The large cast means there is little time for individual character development, but there are some standouts. Grace Browning’s Laura takes on the stereotypical straight-A student stressed out about the test and her future; Alé La Paz’s JP is stellar even in the background; John Michael Fiorvanti’s Todd manages to capture our hearts in his anguish from sleepy student to the front of the class; the physical comedy of Devon Duffy in an extended lip-syncing sequence delighted the audience. And when the show seems to get a little monotonous, the late entrance of the debate team/girl group “The Fallacies” brings some well-deserved laughs, stunning voices, and fascinating storytelling to bring everything back on track.

By the end, the classroom blackboard is filled with slogans of rebellion. These phrases serve as inspiration for the audience. The students have stopped focusing on the test and started educating themselves on who gets the authority to make decisions for them—can we do the same?

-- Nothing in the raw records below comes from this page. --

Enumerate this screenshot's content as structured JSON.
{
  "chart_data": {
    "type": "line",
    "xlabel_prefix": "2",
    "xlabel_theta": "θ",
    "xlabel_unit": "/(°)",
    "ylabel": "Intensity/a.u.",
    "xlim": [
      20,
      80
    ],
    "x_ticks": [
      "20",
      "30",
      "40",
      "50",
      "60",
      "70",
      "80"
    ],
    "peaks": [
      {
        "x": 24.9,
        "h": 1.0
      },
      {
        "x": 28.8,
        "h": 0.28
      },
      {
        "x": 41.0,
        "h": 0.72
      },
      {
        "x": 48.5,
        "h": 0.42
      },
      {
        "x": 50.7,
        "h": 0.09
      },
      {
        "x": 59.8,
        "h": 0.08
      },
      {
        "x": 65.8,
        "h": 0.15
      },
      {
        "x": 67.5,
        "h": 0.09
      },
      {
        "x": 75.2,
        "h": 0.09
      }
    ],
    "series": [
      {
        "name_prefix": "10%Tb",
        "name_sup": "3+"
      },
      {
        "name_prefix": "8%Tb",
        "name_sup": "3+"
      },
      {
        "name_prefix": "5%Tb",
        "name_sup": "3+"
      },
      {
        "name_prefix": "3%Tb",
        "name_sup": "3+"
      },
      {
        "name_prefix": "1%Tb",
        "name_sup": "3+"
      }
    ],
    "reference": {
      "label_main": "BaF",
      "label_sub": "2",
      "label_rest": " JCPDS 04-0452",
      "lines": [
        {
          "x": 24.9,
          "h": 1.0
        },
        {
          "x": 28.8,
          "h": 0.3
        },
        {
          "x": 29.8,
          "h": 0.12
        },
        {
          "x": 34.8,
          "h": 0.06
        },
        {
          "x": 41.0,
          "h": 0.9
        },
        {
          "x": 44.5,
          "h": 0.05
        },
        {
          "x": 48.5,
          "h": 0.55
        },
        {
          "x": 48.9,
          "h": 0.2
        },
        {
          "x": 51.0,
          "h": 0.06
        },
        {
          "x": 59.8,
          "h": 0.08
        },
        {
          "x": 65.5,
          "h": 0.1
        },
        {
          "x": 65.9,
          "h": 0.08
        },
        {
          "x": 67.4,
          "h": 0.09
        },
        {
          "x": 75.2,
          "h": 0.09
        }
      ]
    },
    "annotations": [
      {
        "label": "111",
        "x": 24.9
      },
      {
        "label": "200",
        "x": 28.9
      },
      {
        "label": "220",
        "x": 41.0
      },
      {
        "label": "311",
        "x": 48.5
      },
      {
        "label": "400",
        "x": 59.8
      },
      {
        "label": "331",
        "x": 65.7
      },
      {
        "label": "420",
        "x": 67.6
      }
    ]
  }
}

“I try to feel this kind of hope, and sometimes making theater helps,” Goss writes in her director’s note. I am grateful for Group Project’s strange and funny contributions to this year’s Fringe Festival, and this production bodes well for more hope in the future from the Temple theater department.

What, When, Where

Group Project. Created and directed by Lindsay Goss. $25. Through September 18, 2022, at Randall Theater in Temple University’s Annenberg Hall, 2020 N 13th Street, Philadelphia. (215) 413-1318 or fringearts.com.

No masks or proof of Covid-19 vaccination required.

Accessibility

Annenberg Hall at Temple University is ADA-compliant. The September 17 evening performance will include ASL interpretation.